While the big three often make the decision for you, lesser factors can combine to affect your decision on where to place your store.


You don’t want to open a store a mile away from a large, established game store. It’s worse if that game store’s strengths are similar to yours (you did a marketplace comparison in your business plan, remember?). Try to place yourself at least five miles away from a stable competitor. If you plan to finish off a failing game store, you want to be closer to that store so that you can recover more of the store’s customers, but keep in mind that this placement is clearly a hostile move and will taint your relationship with that store owner.

Contract Terms

Sometimes your ideal place is impractical not for reasons of rental rate but because of other items in the lease agreement. The term might be too long. A landlord used to national franchises might insist on a 10-year term, for example.

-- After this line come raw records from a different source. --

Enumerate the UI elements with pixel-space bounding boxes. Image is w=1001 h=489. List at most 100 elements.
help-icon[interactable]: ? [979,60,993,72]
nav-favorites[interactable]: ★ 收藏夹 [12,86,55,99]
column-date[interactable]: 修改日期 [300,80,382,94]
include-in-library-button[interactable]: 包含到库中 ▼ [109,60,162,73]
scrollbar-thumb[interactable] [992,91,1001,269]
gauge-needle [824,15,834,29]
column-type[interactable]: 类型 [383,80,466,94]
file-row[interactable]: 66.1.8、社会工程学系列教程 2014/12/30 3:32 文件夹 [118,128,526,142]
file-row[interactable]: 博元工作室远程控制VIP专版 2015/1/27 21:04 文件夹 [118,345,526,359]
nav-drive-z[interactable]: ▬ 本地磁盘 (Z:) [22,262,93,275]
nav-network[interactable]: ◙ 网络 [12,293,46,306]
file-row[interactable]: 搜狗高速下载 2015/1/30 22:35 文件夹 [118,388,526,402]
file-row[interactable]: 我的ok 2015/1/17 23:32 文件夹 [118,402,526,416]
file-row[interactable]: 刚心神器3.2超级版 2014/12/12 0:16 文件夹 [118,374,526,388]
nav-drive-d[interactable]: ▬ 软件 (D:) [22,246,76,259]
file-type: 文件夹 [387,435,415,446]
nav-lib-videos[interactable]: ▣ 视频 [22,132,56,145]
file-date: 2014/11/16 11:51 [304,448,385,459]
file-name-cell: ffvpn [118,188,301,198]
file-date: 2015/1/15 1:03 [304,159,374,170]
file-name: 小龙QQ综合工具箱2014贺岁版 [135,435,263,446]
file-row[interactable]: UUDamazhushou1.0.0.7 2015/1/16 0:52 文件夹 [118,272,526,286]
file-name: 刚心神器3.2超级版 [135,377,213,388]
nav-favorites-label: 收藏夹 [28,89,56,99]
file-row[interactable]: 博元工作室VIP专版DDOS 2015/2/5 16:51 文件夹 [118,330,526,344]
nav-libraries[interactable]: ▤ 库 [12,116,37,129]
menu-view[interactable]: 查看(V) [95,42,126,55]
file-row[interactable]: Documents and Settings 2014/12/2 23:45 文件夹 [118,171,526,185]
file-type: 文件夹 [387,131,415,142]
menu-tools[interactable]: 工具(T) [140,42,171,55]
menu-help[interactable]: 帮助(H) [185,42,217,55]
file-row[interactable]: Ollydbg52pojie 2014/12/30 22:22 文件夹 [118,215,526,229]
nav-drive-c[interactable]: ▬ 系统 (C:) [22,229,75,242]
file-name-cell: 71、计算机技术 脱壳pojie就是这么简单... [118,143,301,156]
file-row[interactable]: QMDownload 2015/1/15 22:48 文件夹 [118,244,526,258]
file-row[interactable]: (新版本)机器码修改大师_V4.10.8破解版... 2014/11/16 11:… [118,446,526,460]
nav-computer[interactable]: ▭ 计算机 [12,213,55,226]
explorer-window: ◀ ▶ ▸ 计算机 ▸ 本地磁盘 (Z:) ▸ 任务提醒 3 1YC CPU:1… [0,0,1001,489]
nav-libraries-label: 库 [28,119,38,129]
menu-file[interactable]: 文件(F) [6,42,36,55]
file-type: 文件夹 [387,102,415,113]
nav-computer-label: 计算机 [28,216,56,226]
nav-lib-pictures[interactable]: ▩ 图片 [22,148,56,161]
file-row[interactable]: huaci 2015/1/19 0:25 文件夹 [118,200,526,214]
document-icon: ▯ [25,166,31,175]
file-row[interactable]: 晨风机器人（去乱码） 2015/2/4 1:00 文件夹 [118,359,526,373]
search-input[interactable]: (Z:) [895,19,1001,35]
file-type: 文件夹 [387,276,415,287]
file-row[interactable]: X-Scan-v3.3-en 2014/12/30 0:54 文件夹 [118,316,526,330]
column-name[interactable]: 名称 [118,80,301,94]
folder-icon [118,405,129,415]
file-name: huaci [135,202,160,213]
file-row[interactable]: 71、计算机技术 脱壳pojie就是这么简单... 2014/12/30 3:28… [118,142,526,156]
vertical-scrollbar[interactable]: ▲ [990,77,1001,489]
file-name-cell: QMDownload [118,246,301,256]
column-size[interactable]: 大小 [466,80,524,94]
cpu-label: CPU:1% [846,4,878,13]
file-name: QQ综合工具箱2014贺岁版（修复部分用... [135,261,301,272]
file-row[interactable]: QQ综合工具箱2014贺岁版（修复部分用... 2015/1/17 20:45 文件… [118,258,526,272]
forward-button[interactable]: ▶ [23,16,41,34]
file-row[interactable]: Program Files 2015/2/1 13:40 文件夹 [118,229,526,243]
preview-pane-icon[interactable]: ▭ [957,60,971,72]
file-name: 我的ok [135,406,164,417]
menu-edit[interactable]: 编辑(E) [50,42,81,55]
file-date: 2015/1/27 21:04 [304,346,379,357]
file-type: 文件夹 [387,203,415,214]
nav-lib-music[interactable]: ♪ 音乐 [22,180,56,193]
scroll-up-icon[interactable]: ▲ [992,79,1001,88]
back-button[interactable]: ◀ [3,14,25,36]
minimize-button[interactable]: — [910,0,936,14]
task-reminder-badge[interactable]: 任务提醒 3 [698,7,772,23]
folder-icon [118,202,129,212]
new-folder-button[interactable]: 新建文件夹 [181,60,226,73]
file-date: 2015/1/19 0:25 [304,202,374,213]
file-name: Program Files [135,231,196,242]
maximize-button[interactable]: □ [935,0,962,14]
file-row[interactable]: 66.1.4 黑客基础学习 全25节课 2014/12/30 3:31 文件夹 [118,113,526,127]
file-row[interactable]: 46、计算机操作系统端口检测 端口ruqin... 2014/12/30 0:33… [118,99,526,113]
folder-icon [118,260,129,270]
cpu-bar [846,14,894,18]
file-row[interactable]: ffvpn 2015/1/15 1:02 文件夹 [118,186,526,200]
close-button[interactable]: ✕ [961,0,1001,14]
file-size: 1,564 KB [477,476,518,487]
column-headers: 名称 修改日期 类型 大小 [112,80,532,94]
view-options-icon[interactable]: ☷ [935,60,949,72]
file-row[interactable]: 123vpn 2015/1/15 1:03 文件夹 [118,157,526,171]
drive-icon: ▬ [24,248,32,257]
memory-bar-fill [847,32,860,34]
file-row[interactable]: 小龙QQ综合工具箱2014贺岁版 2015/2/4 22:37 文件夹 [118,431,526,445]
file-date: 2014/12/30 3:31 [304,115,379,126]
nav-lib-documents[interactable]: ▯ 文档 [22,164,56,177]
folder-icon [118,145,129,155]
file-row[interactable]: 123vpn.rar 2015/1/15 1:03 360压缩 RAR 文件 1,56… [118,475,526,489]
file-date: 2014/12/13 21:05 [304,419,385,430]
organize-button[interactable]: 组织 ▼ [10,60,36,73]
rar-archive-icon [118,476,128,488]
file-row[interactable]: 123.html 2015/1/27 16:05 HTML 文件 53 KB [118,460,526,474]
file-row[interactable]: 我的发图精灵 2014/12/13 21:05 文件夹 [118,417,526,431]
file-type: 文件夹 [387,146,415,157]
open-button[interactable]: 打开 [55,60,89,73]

Similarly, the landlord might insist that you’re responsible for replacing the HVAC unit if it fails during your lease. Don’t sign that! At a later date this column will review lease agreement terms in more detail, but for now just consider that there are non-negotiable items in a lease agreement.

Buildout Costs

Commercial suites can be in virtually any condition when you look at them. While most tenants prefer the white box look, which allows them to customize the suite in any direction they want, you want to consider a more “lived-in” look to your suite. You might be able to use existing interior walls, flooring options, and other considerations to your advantage in reducing your build-out costs.

One space that you can customize for $12,000 but costs $40,000 over the course of the lease might be a better deal than a space that leases for $36,000 over the same term but costs $20,000 to build out. Keep in mind that you might not be there for very long. You don’t want to spend much money on a build out only to spend more money in a couple of years when you move.


You need parking space, and it should be in front of the store. Near my house there’s a store that concentrates on CCGs, toys and collectibles. It has some D&D minis, but few other games. It has changed hands at least three times in recent memory. Its most recent neighbor lasted less than six months. It’s on a corner with a very high traffic count in both directions, but the parking is in the rear, except for about five spaces of parallel parking on a busy street.

You don’t need a large amount of space, and your business benefits by being a primarily after-work hours business, which means you can share some of the parking spaces used by the neighbors in your shopping center. If you can’t count on at least 10-20 parking spaces in close proximity to your front door, you should probably look for another location.

Summary: My Recommendation

Plan to move. Keep your square footage as low as it needs to be to accommodate your business model. Keep your lease term as short as possible. If you succeed and find that you need more room, you should be able to survive moving your store. If you fail, you limit your liability and retain the ability to recover financially afterward.

Weigh your key factors together. Determine which factor most consistently supports your brand. If your brand is “everything in stock, all the time”, then you need more space. You don’t need visibility as much as you need space. If you plan on high-attendance events, then parking becomes more important, and a higher-rent location with simple directions and ample parking becomes your primary goal.